September sering kali muncul dalam frasa “September ceria”. Meskipun dalam kenyataannya banyak terjadi tragedi memilukan terjadi di bulan September, sebut saja, peristiwa G30S hingga peristiwa WTC di Amerika. Terlepas dari semua itu, September memiliki satu hari spesial yang sering kali dilupakan banyak orang. Tanggal 24 September sebagai Hari Tani Indonesia.
Sesuai namanya, Hari Tani didedikasikan untuk pertanian Indonesia. Melihat ke belakang banyak upaya yang digalakkan untuk memperbaiki sistem pertanian dan untuk menyediakan bahan pangan yang berkualitas bagi seluruh masyarakat Indonesia. Sebagai salah satu tonggak utama pembangunan pertanian Indonesia, Fakultas Pertanian (FP) Universitas Sebelas Maret (UNS) merayakan Hari Tani dengan berbagai cara. Kuliah di FP selama dua tahun membuat saya telah mengikuti perayaan tersebut sebanyak dua kali.
Badan Eksekutif Mahasiswa (BEM) FP sebagai fasilitator utama perayaan Hari Tani pun merayakannya sesuai tradisi mereka. BEM berdemo menuntut pemerintah untuk lebih memperhatikan pertanian Indonesia. Sementara itu, mereka yang tidak setuju dengan tradisi ini pun tidak mengikuti perayaan Hari Tani. Mereka memilih tetap kuliah atau melakukan aktivitas lainnya. Mereka tidak apatis, mereka hanya merasa berdemo tidak akan membawa perubahan untuk pertanian Indonesia. BEM dengan pola pikir mereka pun akhirnya akan menganggap mahasiswa yang tidak mengikuti serangkaian aksi itu sebagai mahasiswa FP yang apatis.

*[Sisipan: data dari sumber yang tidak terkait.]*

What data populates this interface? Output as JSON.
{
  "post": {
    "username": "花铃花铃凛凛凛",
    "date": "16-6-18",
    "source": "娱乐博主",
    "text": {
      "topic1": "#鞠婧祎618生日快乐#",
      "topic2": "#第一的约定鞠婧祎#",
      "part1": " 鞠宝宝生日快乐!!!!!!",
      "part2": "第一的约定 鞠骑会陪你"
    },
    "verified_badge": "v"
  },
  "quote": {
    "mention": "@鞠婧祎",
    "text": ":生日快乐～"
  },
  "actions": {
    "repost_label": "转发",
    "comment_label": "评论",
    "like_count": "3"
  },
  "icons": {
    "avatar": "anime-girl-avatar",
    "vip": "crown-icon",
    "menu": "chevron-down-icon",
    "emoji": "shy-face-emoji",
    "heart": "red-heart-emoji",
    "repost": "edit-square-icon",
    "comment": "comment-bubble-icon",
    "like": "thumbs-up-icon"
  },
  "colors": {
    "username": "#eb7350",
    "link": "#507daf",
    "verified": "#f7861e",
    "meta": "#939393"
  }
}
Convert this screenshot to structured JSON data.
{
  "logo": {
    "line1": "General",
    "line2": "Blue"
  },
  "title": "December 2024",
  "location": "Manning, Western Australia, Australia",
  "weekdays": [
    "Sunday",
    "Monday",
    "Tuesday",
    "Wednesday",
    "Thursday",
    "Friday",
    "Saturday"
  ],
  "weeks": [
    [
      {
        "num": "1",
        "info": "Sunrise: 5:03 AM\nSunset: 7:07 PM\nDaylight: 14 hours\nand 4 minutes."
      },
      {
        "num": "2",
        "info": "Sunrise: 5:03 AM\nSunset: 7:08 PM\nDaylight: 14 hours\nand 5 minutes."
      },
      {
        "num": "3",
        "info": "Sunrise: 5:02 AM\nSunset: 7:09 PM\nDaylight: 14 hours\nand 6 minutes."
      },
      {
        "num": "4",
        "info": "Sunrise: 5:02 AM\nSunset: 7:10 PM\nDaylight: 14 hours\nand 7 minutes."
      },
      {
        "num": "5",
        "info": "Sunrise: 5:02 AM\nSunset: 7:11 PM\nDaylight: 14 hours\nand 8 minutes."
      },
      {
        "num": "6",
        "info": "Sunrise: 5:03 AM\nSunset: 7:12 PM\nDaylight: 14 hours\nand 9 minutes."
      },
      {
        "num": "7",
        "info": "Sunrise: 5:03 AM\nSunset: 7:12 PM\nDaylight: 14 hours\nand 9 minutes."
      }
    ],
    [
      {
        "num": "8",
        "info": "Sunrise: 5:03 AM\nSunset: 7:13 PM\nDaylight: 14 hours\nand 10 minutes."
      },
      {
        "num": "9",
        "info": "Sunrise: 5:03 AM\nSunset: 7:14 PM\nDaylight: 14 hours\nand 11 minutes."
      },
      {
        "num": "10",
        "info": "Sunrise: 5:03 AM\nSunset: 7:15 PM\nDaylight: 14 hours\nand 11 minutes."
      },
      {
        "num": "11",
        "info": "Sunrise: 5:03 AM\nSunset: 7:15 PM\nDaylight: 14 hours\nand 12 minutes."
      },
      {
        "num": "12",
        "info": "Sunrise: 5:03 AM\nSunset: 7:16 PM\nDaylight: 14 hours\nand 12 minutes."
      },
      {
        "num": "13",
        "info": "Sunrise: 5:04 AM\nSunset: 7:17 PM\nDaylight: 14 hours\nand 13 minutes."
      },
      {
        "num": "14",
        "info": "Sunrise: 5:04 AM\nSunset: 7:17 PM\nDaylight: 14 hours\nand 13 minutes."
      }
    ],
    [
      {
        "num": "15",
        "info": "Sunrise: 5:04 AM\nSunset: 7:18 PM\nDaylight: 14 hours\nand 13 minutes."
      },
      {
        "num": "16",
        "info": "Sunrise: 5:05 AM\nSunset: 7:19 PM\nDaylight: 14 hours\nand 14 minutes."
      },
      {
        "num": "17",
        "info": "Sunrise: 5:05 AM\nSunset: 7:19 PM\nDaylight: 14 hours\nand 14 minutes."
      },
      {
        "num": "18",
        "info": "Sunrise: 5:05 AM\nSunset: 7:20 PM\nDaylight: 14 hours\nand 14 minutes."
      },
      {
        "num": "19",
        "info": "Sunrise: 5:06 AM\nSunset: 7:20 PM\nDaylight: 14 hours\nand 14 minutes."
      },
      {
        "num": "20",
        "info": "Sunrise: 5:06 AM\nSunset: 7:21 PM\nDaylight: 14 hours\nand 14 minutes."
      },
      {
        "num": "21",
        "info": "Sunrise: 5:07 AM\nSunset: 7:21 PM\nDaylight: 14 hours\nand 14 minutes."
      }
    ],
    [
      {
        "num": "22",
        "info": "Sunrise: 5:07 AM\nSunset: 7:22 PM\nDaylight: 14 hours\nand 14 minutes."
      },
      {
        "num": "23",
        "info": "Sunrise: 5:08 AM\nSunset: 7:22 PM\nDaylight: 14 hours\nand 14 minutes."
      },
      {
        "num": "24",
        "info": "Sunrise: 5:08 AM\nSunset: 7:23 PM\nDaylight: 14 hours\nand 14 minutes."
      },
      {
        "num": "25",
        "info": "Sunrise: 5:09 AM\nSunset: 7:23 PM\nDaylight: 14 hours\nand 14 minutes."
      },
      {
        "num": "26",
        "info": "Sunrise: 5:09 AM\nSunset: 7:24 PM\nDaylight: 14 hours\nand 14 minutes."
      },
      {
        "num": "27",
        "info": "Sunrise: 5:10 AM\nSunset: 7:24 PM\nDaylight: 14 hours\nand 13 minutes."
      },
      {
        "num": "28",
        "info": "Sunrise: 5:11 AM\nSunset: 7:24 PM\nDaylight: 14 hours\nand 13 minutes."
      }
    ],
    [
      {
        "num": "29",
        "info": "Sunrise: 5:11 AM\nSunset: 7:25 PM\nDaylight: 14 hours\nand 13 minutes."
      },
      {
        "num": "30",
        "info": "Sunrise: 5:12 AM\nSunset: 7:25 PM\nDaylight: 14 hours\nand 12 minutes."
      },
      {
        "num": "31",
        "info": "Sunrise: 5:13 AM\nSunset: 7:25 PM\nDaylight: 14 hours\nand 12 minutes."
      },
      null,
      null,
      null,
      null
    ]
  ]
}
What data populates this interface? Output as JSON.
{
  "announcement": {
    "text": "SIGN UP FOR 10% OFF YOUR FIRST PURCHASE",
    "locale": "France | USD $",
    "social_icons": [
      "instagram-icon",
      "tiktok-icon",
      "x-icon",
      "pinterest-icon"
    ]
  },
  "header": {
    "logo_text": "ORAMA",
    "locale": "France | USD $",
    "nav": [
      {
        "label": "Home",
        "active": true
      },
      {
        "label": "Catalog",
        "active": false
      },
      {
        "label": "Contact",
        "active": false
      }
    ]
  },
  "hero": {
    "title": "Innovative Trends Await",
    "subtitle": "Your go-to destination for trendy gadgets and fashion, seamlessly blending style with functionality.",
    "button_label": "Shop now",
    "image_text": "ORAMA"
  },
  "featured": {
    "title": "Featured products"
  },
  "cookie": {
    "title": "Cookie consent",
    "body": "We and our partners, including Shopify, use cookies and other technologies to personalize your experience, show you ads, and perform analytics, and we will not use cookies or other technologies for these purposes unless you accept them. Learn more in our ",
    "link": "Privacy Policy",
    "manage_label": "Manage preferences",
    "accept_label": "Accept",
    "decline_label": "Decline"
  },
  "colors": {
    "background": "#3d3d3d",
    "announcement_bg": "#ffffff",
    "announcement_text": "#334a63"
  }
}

Berbeda dengan BEM, beberapa Himpunan Mahasiswa Jurusan (HMJ) menyebarkan kertas post-it kecil berwarna-warni kepada mahasiswa FP dan meminta mereka menuliskan harapan-harapan untuk pertanian Indonesia. Kertas-kertas tersebut kemudian dipajang selama sehari. Lucu dan kreatif, tetapi bukankah mereka hanya menuliskan harapan? Esensi perayaan yang sebenarnya sama dengan perayaan BEM, menggaungkan harapan setinggi langit kepada pemerintah dan petani Indonesia. Keduanya berharap adanya perbaikan kondisi pertanian Indonesia, tanpa berperan aktif. Sebagai mahasiswa, jelas cara yang paling tepat adalah dengan mulai belajar dengan giat dan berani menjadi petani, nantinya.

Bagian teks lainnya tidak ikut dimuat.